Het herinnert aan de voorspelling van kanselier Angela Merkel uit 2012 dat tegen 2020 één miljoen e-auto’s op de Duitse wegen zouden rondrijden. Intussen weten we beter; in het beste geval wordt de straks de kaap van de honderdduizend stuks overschreden. Wait and see, is ook nu de boodschap.
Eigen merken eerst
Om de luchtverontreiniging in de megasteden tegen te gaan, investeert de Chinese regering in elektromobiliteit. Zo krijgt een koper van een elektrisch aangedreven auto een premie die de meerprijs ten opzichte van een wagen met een conventionele motor moet compenseren – op voorwaarde dat het om een e-auto van een Chinees merk gaat. Koopt een Chinees een e-auto van een Europese constructeur wordt slechts een deel van de premie uitbetaald. Is die e-auto uit Europa niet uitgerust met een accu made in China wordt de ‘groene’ premie een tweede keer verminderd.
Op die manier bevoordeelt China zijn eigen constructeurs tegenover de buitenlandse concurrenten. Is dat correct? Neen. Maar de eerlijkheid gebiedt mij te zeggen dat de Duitse regering jarenlang heeft geweigerd om financiële incentives toe te kennen aan kandidaat-kopers van een e-auto, om de eenvoudige reden dat de Duitse merken nog geen e-aanbod hadden. Het principe ‘eigen merken eerst’ is dus geen uitvinding van de Chinezen.

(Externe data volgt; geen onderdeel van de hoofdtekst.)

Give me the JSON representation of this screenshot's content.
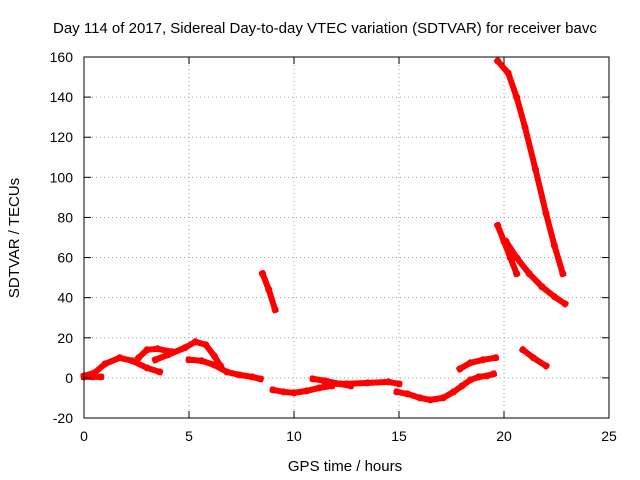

Tot voor kort was het dus rijden en omzien voor de Duitse kanselier – om de belangen van de eigen automobielindustrie niet te schaden. Die vriendjespolitiek heeft ertoe geleid dat de grote autonatie Duitsland nu achteroploopt op het vlak van elektromobiliteit zowel qua productaanbod als qua laadinfrastructuur en faciliteiten voor gebruikers van een e-auto. Het volstaat nochtans om even over de grens te kijken, Denemarken en Nederland geven het goede voorbeeld.
Om elektromobiliteit een bijkomende steun in de rug te geven, werkt de Chinese overheid in overdrive aan de uitbouw van een fijnmazig netwerk van laadstations. Vooralsnog gebruiken de automerken een verschillende stekker, omdat de politiek én producenten er niet in slagen om te komen tot één standaardstekker, die dezelfde is voor alle merken over de hele wereld. Zo groot is de druk van de toeleveringsbedrijven op hun respectievelijke regeringen dat die alle mogelijke vertragingsmanoeuvres inbouwen om zo een oplossing op de lange baan te schuiven. Domme politiek is dat.
Pleegt Xi Jinping woordbreuk?
De Chinese president Xi Jinping en Angela Merkel behoren tot de machtigen der aarde. Zij hebben een belangrijke inbreng in het politieke debat maar laten ook hun stem horen wanneer er economische belangen op het spel staan. Duitsland en China zijn sterke handelspartners. Zo verkopen enkele Duitse constructeurs intussen meer wagens in China dan in hun eigen land. In de ogen van de Chinezen geldt Made in Germany als hét kwaliteitslabel wanneer het over auto’s gaat.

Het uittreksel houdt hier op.